Hawaii is an incredibly beautiful place that attracts millions of people every year.
Its unique and stunning scenery along with amazing weather and welcoming people have made it one of the most desirable places on the planet to visit.
But with all this beauty, there is also the lingering threat of a devastating tsunami.
Due to its geographical location, Hawaii is prone to distant and local tsunamis.
Let’s take a look at what a tsunami is, how they happen and how they affect Hawaii.
Why Do Tsunamis Occur?
Tsunamis mostly happen because of strong or prolonged earthquakes or volcanic eruptions.
The resulting movement of the ocean floor causes long, large waves to form, and move rapidly across the ocean.

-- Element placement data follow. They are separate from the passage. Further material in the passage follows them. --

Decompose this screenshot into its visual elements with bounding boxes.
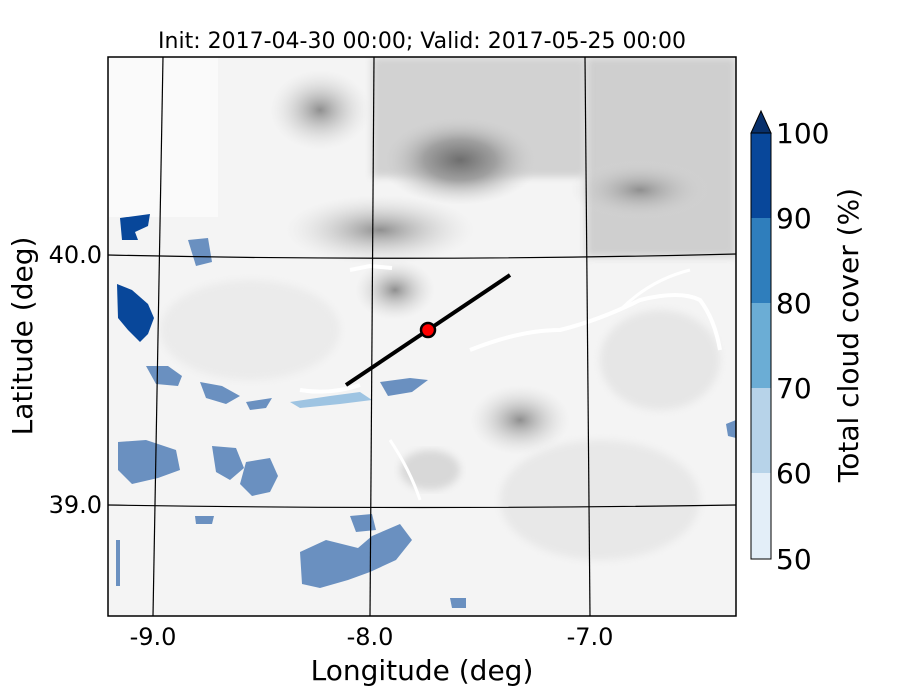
graticule: [108, 57, 736, 616]
colorbar-bin-80-90: [751, 218, 771, 303]
cloud-patch: [300, 524, 412, 588]
y-tick-label: 39.0: [49, 491, 102, 519]
cloud-cover-patches: [116, 214, 736, 608]
y-axis-label: Latitude (deg): [6, 237, 39, 436]
cloud-patch: [212, 446, 244, 480]
parallel-line: [108, 253, 736, 259]
colorbar-tick-label: 50: [776, 543, 812, 576]
colorbar-tick-label: 60: [776, 457, 812, 490]
x-tick-label: -9.0: [130, 623, 177, 651]
cloud-patch: [116, 540, 120, 586]
cloud-patch: [350, 514, 376, 532]
cloud-patch: [726, 420, 736, 438]
meridian-line: [369, 57, 375, 616]
x-axis-label: Longitude (deg): [311, 654, 534, 687]
cloud-patch: [146, 366, 182, 386]
x-tick-label: -7.0: [567, 623, 614, 651]
meridian-line: [584, 57, 591, 616]
cloud-patch: [188, 238, 212, 266]
colorbar-bin-50-60: [751, 473, 771, 559]
map-area: [108, 57, 736, 616]
colorbar-tick-label: 100: [776, 117, 829, 150]
cloud-patch: [380, 378, 428, 396]
cloud-patch: [290, 392, 372, 408]
colorbar-label: Total cloud cover (%): [832, 188, 865, 483]
colorbar-tick-label: 70: [776, 372, 812, 405]
parallel-line: [108, 504, 736, 509]
cloud-patch: [246, 398, 272, 410]
y-tick-label: 40.0: [49, 241, 102, 269]
colorbar-tick-label: 90: [776, 202, 812, 235]
colorbar: 100 90 80 70 60 50 Total cloud cover (%): [750, 109, 865, 576]
plot-title: Init: 2017-04-30 00:00; Valid: 2017-05-2…: [158, 29, 686, 54]
cloud-patch: [200, 382, 240, 404]
cloud-patch: [240, 458, 278, 496]
colorbar-extend-arrow: [750, 109, 772, 134]
colorbar-bin-90-100: [751, 133, 771, 218]
cloud-patch: [450, 598, 466, 608]
cloud-patch: [195, 516, 214, 524]
colorbar-frame: [750, 132, 772, 560]
colorbar-bin-70-80: [751, 303, 771, 388]
x-tick-label: -8.0: [347, 623, 394, 651]
map-frame: [107, 56, 737, 617]
cloud-patch: [118, 440, 180, 484]
cloud-patch: [120, 214, 150, 240]
colorbar-bin-60-70: [751, 388, 771, 473]
terrain-shading: [108, 57, 736, 560]
meridian-line: [152, 57, 164, 616]
cloud-patch: [117, 284, 154, 342]
location-marker: [419, 321, 437, 339]
colorbar-tick-label: 80: [776, 287, 812, 320]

Unlike normal, wind-driven waves, which only move through the uppermost layer of the ocean, a tsunami moves from the ocean floor to the surface as a column of water.
This is one of the reasons why they are so powerful and devastating.

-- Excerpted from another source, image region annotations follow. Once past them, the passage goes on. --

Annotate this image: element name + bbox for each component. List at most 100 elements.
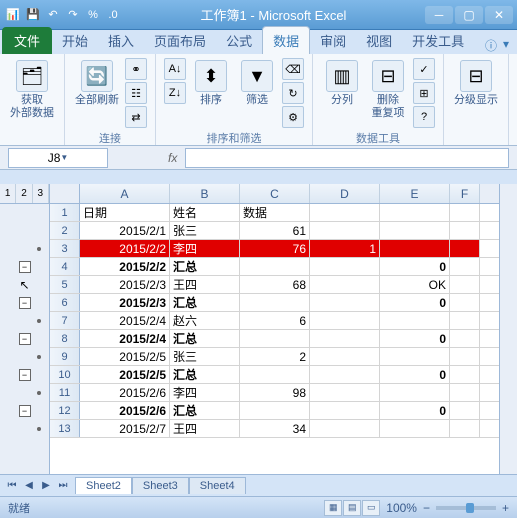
- cell[interactable]: [450, 258, 480, 275]
- filter-button[interactable]: ▼ 筛选: [236, 58, 278, 109]
- cell[interactable]: [240, 366, 310, 383]
- cell[interactable]: [380, 240, 450, 257]
- cell[interactable]: [240, 294, 310, 311]
- cell[interactable]: [310, 348, 380, 365]
- cell[interactable]: 0: [380, 258, 450, 275]
- cell[interactable]: 数据: [240, 204, 310, 221]
- file-tab[interactable]: 文件: [2, 27, 52, 54]
- row-header[interactable]: 7: [50, 312, 80, 329]
- vertical-scrollbar[interactable]: [499, 184, 517, 474]
- cell[interactable]: 日期: [80, 204, 170, 221]
- cell[interactable]: 34: [240, 420, 310, 437]
- tab-data[interactable]: 数据: [262, 26, 310, 54]
- fx-label[interactable]: fx: [168, 151, 177, 165]
- cell[interactable]: 张三: [170, 222, 240, 239]
- sheet-tab[interactable]: Sheet4: [189, 477, 246, 494]
- clear-filter-button[interactable]: ⌫: [282, 58, 304, 80]
- cell[interactable]: 0: [380, 294, 450, 311]
- row-header[interactable]: 9: [50, 348, 80, 365]
- row-header[interactable]: 3: [50, 240, 80, 257]
- undo-icon[interactable]: ↶: [44, 6, 62, 24]
- cell[interactable]: [450, 276, 480, 293]
- zoom-in-button[interactable]: +: [502, 501, 509, 515]
- validation-button[interactable]: ✓: [413, 58, 435, 80]
- tab-review[interactable]: 审阅: [310, 27, 356, 54]
- tab-view[interactable]: 视图: [356, 27, 402, 54]
- cell[interactable]: [380, 384, 450, 401]
- cell[interactable]: 2015/2/3: [80, 276, 170, 293]
- normal-view-button[interactable]: ▦: [324, 500, 342, 516]
- cell[interactable]: [450, 330, 480, 347]
- properties-button[interactable]: ☷: [125, 82, 147, 104]
- help-icon[interactable]: ⓘ: [485, 37, 497, 54]
- cell[interactable]: [310, 276, 380, 293]
- cell[interactable]: 姓名: [170, 204, 240, 221]
- cell[interactable]: 1: [310, 240, 380, 257]
- advanced-button[interactable]: ⚙: [282, 106, 304, 128]
- cell[interactable]: [310, 366, 380, 383]
- decimal-icon[interactable]: .0: [104, 6, 122, 24]
- tab-layout[interactable]: 页面布局: [144, 27, 216, 54]
- outline-level-1[interactable]: 1: [0, 184, 16, 203]
- page-layout-button[interactable]: ▤: [343, 500, 361, 516]
- cell[interactable]: 王四: [170, 276, 240, 293]
- cell[interactable]: [310, 258, 380, 275]
- cell[interactable]: 2015/2/4: [80, 330, 170, 347]
- cell[interactable]: 2015/2/2: [80, 240, 170, 257]
- cell[interactable]: 2015/2/3: [80, 294, 170, 311]
- cell[interactable]: 98: [240, 384, 310, 401]
- cell[interactable]: 汇总: [170, 330, 240, 347]
- outline-symbol[interactable]: [0, 204, 49, 222]
- formula-bar[interactable]: [185, 148, 509, 168]
- cell[interactable]: 0: [380, 402, 450, 419]
- cell[interactable]: 2015/2/1: [80, 222, 170, 239]
- cell[interactable]: [240, 330, 310, 347]
- cell[interactable]: [450, 222, 480, 239]
- cell[interactable]: 68: [240, 276, 310, 293]
- outline-symbol[interactable]: −: [0, 258, 49, 276]
- cell[interactable]: 2015/2/5: [80, 348, 170, 365]
- excel-icon[interactable]: 📊: [4, 6, 22, 24]
- row-header[interactable]: 13: [50, 420, 80, 437]
- cell[interactable]: [310, 384, 380, 401]
- row-header[interactable]: 5: [50, 276, 80, 293]
- outline-level-3[interactable]: 3: [33, 184, 49, 203]
- outline-symbol[interactable]: ↖: [0, 276, 49, 294]
- cell[interactable]: [380, 420, 450, 437]
- cell[interactable]: [450, 348, 480, 365]
- close-button[interactable]: ✕: [485, 6, 513, 24]
- sheet-tab[interactable]: Sheet3: [132, 477, 189, 494]
- zoom-out-button[interactable]: −: [423, 501, 430, 515]
- save-icon[interactable]: 💾: [24, 6, 42, 24]
- connections-button[interactable]: ⚭: [125, 58, 147, 80]
- outline-symbol[interactable]: [0, 420, 49, 438]
- col-header-F[interactable]: F: [450, 184, 480, 203]
- cell[interactable]: 76: [240, 240, 310, 257]
- outline-level-2[interactable]: 2: [16, 184, 32, 203]
- cell[interactable]: [450, 402, 480, 419]
- cell[interactable]: [380, 222, 450, 239]
- cell[interactable]: [310, 294, 380, 311]
- outline-symbol[interactable]: −: [0, 402, 49, 420]
- cell[interactable]: 6: [240, 312, 310, 329]
- cell[interactable]: [240, 258, 310, 275]
- cell[interactable]: [450, 204, 480, 221]
- tab-dev[interactable]: 开发工具: [402, 27, 474, 54]
- zoom-slider[interactable]: [436, 506, 496, 510]
- cell[interactable]: 李四: [170, 240, 240, 257]
- sort-asc-button[interactable]: A↓: [164, 58, 186, 80]
- row-header[interactable]: 10: [50, 366, 80, 383]
- cell[interactable]: 2015/2/7: [80, 420, 170, 437]
- cell[interactable]: [380, 204, 450, 221]
- cell[interactable]: 王四: [170, 420, 240, 437]
- cell[interactable]: [450, 294, 480, 311]
- cell[interactable]: 2015/2/2: [80, 258, 170, 275]
- row-header[interactable]: 8: [50, 330, 80, 347]
- cell[interactable]: 2015/2/6: [80, 402, 170, 419]
- col-header-A[interactable]: A: [80, 184, 170, 203]
- tab-home[interactable]: 开始: [52, 27, 98, 54]
- consolidate-button[interactable]: ⊞: [413, 82, 435, 104]
- cell[interactable]: [310, 402, 380, 419]
- cell[interactable]: [310, 312, 380, 329]
- row-header[interactable]: 12: [50, 402, 80, 419]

As well as earthquakes and volcanoes, tsunamis can also be caused by landslides or even by certain weather conditions.
Weather generated tsunamis are called meteotsunamis and are still a little understood phenomenon for meteorologists.
Events thousands of miles away can generate tsunamis.

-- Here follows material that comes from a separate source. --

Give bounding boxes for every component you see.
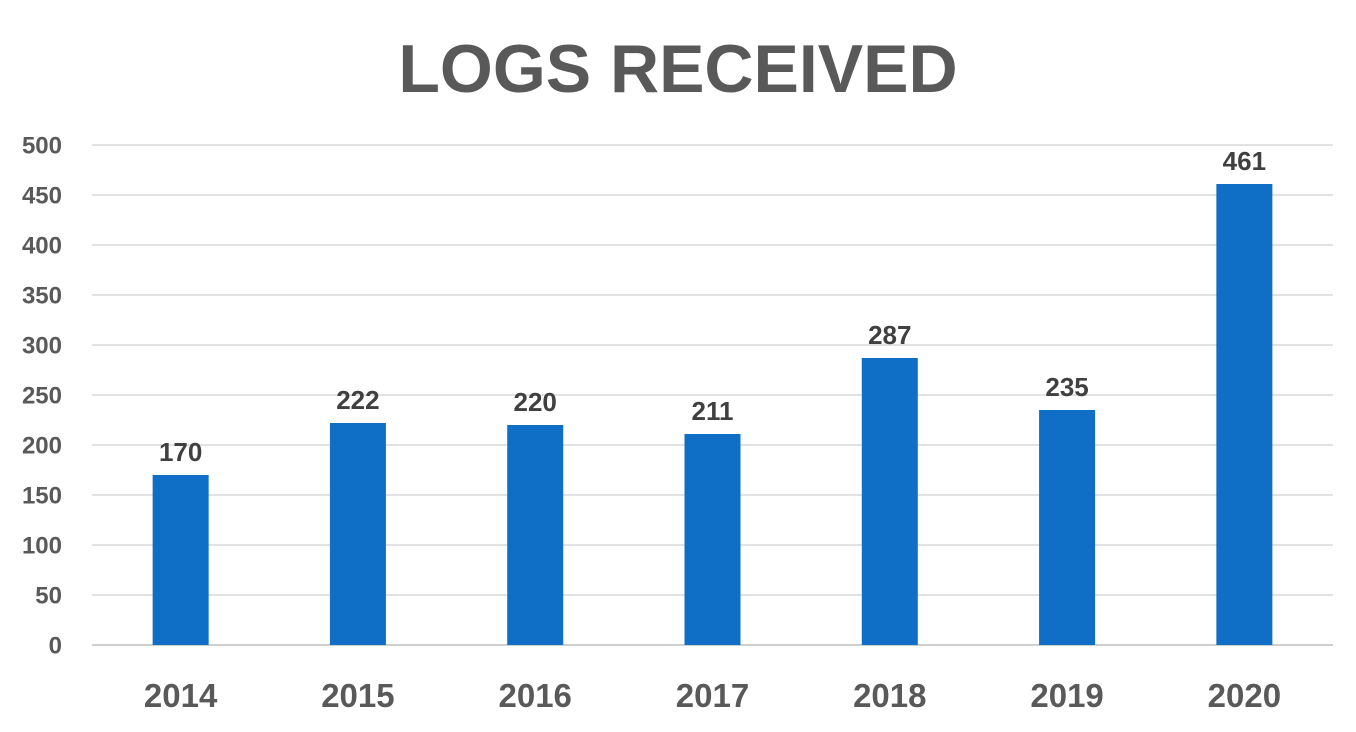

For example, in 1946 an earthquake off the coast of Alaska caused a tsunami that devastated Hawaii despite being 2,500 miles away.
Once the tsunami begins to move through the ocean, there is nothing that can stop it.
It is at its most destructive when it reaches shallower waters and land.
How Many Tsunamis Have Hit Hawaii?
Hawaii is in a unique position in that it can be affected by tsunamis from potentially many sources.
From Alaska to New Zealand, the threat of tsunamis is one that Hawaii has had to confront and deal with for many decades.
Sitting in the deep waters of the Pacific basin surrounded by the infamous Ring of Fire, Hawaii is in a highly active seismic zone.
There are many directions from which a tsunami could and often have affected the islands.
Since 1812 there have been 142 confirmed tsunamis in Hawaii.
Almost half of tsunamis to reach the islands have been generated from the east of the Pacific, close to the same number came from the west.
Only 7% of the tsunamis were generated locally.
Around 97% of these tsunamis were caused by earthquakes, the rest by volcanic eruptions.
What Has Been The Worst Tsunami To Hit Hawaii?
The tsunami that caused the most deaths in Hawaii occurred in April 1946. This was generated by an 8.6 magnitude earthquake off the Aleutian Islands, close to Alaska.
158 people lost their lives and the damage to property and infrastructure was immense.
Maximum wave heights reached 17 meters on the island of Hawaii, with only slightly lower waves impacting the other islands.
As a result of this awful tragedy, a new respect for the power of a tsunami prompted Hawaii to adopt an early warning system.
The Pacific Tsunami Warning Center (PTWC) will now issue four levels of alerts depending on the threat.
They range from an Information Statement, through a Watch and then Advisory stage. The final alert is the Warning which advises immediate evacuation.
Are There Warning Signs Of A Tsunami?
Apart from the alerts issued by PTWC, there are natural warning signs of an imminent tsunami.
These allow you to take immediate action if there has been no public alert.
The first warning sign is when a strong or prolonged earthquake is felt. This could trigger a tsunami.
The second natural warning sign is if the ocean suddenly draws away from the shore, exposing the sea bed.
A rise in the level of the ocean is also an indicator of a potential tsunami. Finally, a loud roar from the ocean could indicate that a tsunami is approaching.
Being alert to these warning signs could save your life and allow you to warn others.
What Should You Do If A Tsunami Is Coming?
If an official warning alert has been issued and a tsunami is imminent, then you should not hesitate to act.
Do not stop to collect possessions or make calls, move to high ground immediately.
Follow any tsunami evacuation signs and leave the evacuation zone as quickly as possible.
It is not advisable to use a vehicle to try and escape a tsunami, as you may end up getting stuck in a traffic jam.
Vertical evacuation is recommended if you are in a high rise building. You should climb to the fourth story or higher.
If time allows, you can go to one of the designated evacuation sites which are announced on TV, radio or over social media.
Although there have been many tsunamis which have affected the islands of Hawaii, it remains a warm and welcoming place full of friendly local people.
They accept that this is part of what it means to live in Hawaii and give the ocean and earth a healthy respect.
You shouldn’t let the islands’ history of tsunamis deter you from visiting this tropical paradise.